John Johnston Ryden (18 February 1931 – 16 August 2013) was a Scottish professional footballer who played for Duntocher Hibernian, Alloa Athletic, Accrington Stanley, Tottenham Hotspur, Watford, Romford, Tunbridge Wells Rangers and Bexley Utd

==Playing career==
Ryden began his career at non-League club Duntocher Hibernian before signing for Alloa Athletic on 13 May 1950. The strong tackling, uncompromising, centre half made 108 appearances in all competitions and scored 13 goals in three seasons.

In February 1954 he joined Accrington Stanley in a £1,000 transfer deal where he scored once in 80 matches.

Tottenham Hotspur paid £10,000 for his services in November 1955. Ryden spent five seasons at the White Hart Lane club and was made club captain in the 1957–58 season. He made a total of 68 appearances and found the net on two occasions in all competitions between 1955 and 1959. Scoring on his debut in a 3-3 draw against Preston North End at Deepdale in April 1956. And Ryden was involved in two memorable matches for the 'Lilywhites'. In the first 4-4 draw against rivals Arsenal on 22 February 1958 at Highbury. Ryden featured again in manager Bill Nicholson's first game in charge on 11 October 1958 at White Hart Lane in a 10-4 victory over Everton Ryden was listed as one of the top 12 Scots to wear the Spurs shirt.

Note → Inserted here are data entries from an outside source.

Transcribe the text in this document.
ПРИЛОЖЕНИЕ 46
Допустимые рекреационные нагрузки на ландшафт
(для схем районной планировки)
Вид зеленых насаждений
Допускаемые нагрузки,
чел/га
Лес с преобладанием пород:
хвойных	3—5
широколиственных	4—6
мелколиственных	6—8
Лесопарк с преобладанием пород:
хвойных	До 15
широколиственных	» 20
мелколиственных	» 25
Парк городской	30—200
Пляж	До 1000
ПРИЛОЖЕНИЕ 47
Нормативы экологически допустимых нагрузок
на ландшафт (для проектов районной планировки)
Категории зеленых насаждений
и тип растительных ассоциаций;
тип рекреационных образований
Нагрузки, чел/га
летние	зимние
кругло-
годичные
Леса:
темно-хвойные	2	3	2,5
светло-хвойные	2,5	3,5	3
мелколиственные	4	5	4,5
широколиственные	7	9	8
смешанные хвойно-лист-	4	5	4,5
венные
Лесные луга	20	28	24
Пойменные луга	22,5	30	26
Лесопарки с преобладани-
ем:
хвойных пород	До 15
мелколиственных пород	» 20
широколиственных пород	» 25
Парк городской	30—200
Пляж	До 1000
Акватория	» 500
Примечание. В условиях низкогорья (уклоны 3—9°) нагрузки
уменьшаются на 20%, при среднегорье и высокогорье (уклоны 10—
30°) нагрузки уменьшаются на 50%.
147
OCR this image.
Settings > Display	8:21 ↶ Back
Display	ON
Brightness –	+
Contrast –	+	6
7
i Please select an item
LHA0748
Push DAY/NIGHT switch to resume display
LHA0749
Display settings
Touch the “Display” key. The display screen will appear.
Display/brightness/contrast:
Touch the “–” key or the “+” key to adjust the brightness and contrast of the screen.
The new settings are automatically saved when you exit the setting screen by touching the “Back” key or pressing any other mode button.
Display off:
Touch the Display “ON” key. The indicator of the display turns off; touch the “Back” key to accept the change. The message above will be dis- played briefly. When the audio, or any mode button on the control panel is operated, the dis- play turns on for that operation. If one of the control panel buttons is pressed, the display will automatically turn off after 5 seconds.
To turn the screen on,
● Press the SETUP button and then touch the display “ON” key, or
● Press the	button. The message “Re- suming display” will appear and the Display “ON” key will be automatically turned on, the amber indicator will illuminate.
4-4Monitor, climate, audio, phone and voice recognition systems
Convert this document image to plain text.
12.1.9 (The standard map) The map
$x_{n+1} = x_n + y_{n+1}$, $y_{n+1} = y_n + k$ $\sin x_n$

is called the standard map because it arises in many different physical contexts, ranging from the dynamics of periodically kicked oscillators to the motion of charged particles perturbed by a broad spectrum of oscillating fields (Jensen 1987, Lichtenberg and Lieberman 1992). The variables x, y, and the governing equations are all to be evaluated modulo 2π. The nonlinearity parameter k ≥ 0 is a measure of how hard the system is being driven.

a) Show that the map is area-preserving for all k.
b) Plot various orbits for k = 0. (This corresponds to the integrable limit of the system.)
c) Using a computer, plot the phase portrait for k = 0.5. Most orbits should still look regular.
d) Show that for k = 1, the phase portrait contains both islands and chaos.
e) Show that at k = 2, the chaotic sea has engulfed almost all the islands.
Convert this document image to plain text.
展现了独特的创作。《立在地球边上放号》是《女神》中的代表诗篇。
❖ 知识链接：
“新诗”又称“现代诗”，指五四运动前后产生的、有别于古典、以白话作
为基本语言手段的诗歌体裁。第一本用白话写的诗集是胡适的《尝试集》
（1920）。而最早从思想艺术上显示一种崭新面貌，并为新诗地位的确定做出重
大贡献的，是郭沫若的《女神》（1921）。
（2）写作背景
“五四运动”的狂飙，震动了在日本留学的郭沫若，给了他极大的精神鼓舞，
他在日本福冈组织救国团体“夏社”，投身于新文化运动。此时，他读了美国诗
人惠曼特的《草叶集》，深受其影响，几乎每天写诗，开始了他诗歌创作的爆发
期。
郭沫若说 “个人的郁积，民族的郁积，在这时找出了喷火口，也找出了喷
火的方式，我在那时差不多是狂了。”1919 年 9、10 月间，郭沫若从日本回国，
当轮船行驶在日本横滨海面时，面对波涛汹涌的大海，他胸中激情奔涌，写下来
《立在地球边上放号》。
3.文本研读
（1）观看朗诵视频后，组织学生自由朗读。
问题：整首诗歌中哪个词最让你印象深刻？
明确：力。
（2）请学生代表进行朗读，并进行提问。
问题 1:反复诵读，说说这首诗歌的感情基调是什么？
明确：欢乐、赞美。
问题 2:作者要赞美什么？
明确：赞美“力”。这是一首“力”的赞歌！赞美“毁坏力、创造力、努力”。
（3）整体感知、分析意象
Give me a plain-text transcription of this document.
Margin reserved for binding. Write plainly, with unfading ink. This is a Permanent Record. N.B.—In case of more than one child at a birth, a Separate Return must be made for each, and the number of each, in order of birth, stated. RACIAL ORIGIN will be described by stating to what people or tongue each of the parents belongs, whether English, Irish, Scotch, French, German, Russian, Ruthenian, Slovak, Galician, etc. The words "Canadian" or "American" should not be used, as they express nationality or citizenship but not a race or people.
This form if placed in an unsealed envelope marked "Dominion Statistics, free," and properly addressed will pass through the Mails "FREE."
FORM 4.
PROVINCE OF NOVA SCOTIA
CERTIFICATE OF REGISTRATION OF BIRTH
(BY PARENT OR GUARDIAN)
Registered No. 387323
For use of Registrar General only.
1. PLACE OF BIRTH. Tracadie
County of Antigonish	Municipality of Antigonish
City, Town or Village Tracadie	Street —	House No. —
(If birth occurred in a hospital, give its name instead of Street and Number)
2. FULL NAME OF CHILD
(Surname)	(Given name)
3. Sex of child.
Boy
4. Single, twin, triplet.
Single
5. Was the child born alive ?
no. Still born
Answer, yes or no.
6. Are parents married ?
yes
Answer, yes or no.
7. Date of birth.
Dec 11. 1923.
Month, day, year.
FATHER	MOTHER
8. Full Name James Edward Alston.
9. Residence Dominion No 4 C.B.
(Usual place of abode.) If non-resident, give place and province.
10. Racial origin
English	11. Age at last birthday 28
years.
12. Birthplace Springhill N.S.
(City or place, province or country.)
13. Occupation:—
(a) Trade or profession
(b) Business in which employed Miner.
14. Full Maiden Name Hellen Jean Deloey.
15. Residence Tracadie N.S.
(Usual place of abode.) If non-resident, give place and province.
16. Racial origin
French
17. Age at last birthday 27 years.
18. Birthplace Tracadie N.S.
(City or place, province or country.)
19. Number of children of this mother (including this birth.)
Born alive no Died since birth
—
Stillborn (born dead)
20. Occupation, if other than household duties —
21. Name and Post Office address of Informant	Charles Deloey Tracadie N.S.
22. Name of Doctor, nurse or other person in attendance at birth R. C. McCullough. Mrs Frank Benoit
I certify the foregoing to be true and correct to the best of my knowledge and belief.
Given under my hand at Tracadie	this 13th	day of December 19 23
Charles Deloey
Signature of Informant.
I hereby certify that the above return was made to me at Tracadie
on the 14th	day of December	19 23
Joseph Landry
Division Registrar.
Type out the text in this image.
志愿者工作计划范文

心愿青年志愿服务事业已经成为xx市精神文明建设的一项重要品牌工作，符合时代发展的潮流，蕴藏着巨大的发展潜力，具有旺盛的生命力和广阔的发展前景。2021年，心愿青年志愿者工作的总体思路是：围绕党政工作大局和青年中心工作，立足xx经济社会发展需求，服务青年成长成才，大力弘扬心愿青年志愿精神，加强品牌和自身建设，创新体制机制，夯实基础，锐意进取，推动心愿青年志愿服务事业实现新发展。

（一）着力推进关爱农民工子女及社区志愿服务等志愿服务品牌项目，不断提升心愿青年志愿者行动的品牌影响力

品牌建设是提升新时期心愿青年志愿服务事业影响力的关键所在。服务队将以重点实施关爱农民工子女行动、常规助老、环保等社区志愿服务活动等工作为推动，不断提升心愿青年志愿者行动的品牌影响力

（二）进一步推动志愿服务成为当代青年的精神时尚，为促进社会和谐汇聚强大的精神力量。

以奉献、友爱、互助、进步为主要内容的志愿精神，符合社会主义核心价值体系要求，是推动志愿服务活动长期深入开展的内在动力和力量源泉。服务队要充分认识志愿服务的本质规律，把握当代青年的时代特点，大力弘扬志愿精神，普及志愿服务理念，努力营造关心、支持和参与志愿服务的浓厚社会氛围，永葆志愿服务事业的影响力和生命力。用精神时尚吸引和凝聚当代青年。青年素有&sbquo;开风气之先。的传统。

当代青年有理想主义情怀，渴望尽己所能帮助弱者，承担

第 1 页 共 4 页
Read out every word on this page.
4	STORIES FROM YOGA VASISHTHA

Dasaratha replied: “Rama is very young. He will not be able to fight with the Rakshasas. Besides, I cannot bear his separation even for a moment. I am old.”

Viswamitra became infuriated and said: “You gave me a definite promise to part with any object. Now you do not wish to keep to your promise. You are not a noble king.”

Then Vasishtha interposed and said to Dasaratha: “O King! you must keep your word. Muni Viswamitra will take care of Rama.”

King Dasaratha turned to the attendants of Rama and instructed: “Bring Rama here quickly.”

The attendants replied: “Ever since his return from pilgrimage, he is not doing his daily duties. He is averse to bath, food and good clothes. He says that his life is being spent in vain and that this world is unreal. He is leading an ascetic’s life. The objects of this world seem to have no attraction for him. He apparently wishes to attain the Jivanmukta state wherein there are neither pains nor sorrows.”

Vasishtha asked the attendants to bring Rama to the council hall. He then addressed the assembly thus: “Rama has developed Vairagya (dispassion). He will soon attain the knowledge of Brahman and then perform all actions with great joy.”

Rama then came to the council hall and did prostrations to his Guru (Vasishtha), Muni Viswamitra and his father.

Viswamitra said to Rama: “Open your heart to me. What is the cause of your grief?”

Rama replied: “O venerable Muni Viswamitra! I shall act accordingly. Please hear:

In June 1961 he joined Watford and went on to make a further 24 appearances and scoring one goal. He then moved into non-League football with Romford before joining Tunbridge Wells Rangers in 1965. Ryden later played for Bexley United as a player/manager where he ended his career.

==Post–football career==
After his football career had ended, Ryden was employed by a finance and insurance broker in the companies offices at Maidstone and later in Richmond.

==Death==
Ryden died on 16 August 2013 at his home in the London Borough of Bromley at Keston aged 82.